AdityaSavara / PEUQSE

Parameter estimation for complex physical problems often suffers from finding ‘solutions’ that are not physically realistic. The PEUQSE software provides tools for finding physically realistic parameter estimates, graphs of the parameter estimate positions within parameter space, and plots of the final simulation results.
13 stars 5 forks source link
bayesian-inference bayesian-methods bayesian-optimization bayesian-statistics parameter-estimation

PyPI version DOI:<10.11578/dc.20200908.7> Build Status UnitTests:<UnitTests> Downloads Open Source Love

Parameter Estimation and Uncertainty Quantification for Science and Engineering (PEUQSE)

Parameter estimation for complex physical problems often suffers from finding ‘solutions’ that are not physically realistic. The PEUQSE software (formerly named CheKiPEUQ) provides tools for finding physically realistic parameter estimates, graphs of the parameter estimate positions within parameter space, and plots of the final simulation results.

The LICENSE and MANUAL are in the PEUQSE directory and at https://github.com/AdityaSavara/PEUQSE/tree/master/PEUQSE The LICENSE is a BSD-3-Clause LICENSE.

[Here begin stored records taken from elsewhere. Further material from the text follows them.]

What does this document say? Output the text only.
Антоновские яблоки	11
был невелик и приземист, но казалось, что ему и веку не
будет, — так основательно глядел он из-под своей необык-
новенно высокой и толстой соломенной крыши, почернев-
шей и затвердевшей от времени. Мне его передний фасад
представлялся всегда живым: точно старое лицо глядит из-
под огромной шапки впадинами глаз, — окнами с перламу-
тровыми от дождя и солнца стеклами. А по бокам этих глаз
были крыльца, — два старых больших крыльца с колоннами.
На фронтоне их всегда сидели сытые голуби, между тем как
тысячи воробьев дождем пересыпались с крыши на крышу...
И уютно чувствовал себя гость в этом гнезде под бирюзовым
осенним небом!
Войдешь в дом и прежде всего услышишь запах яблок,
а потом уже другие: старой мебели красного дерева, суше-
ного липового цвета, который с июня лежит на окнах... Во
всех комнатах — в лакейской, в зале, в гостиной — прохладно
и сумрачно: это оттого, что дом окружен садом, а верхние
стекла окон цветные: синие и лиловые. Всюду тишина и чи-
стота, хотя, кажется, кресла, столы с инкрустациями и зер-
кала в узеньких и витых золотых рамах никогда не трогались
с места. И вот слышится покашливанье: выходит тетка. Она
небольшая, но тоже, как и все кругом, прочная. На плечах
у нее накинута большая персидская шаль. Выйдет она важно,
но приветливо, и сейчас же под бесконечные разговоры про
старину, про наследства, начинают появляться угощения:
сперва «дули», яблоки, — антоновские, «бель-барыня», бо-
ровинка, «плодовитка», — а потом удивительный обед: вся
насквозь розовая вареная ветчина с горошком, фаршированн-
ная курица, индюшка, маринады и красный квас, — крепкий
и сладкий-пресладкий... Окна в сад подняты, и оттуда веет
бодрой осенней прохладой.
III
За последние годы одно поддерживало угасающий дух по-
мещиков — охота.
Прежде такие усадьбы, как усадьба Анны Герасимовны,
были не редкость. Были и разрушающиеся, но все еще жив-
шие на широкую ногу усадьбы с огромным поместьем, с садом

The recommended installation is to get Anaconda, then open an anaconda prompt and type pip install PEUQSE[COMPLETE] (includes all optional dependencies). Leave out the '[COMPLETE]' if you want the minimal version. The software can also be downloaded and used directly, or used by "python setup.py install" (the setup.py way will do basically the same thing as pip and will install the package appropriately to allow the module to be accessed by python regardless of directory, but this will not install the optional dependencies). For those who are not familiar with python, longer instructions are provided in the How to Get Started section below.

The primary documentation is in the Examples directory in a file named ExamplesAndTutorialAndGettingStarted.rtf, but new users should read the 'How to Get Started' section, below.

A Quick Introduction

Why should you use PEUQSE to get parameters from observed data? Because a few lines of code will give you realistic parameter estimates, possibly their uncertainties, and also some graphs.

If you don't see images in this quick introduction, then read online at: https://github.com/AdityaSavara/PEUQSE

Consider a situation where we have three observed experimental data points with uncertainties:

Their values, including uncertainties, are:
160500 +/- 200000
810500 +/- 300000
1440500 +/- 200000

Consider it given that this situation is known to be described the following equation:
y=(x-a)^2 + b

Assume we know that the physically realistic values of "a" and "b" are:
a is expected to be 200 +/- 100 (this is the 1 sigma confidence interval)
b is expected to be 500 +/- 200 (this is the 1 sigma confidence interval)

If one tries to do a regular sum of squares fitting (conventional parameter estimation, CPE), we will not get realistic values for "a" and "b" We get a = 255, b = 139153 . The value for "a" is fine, but the value for "b" is not realistic.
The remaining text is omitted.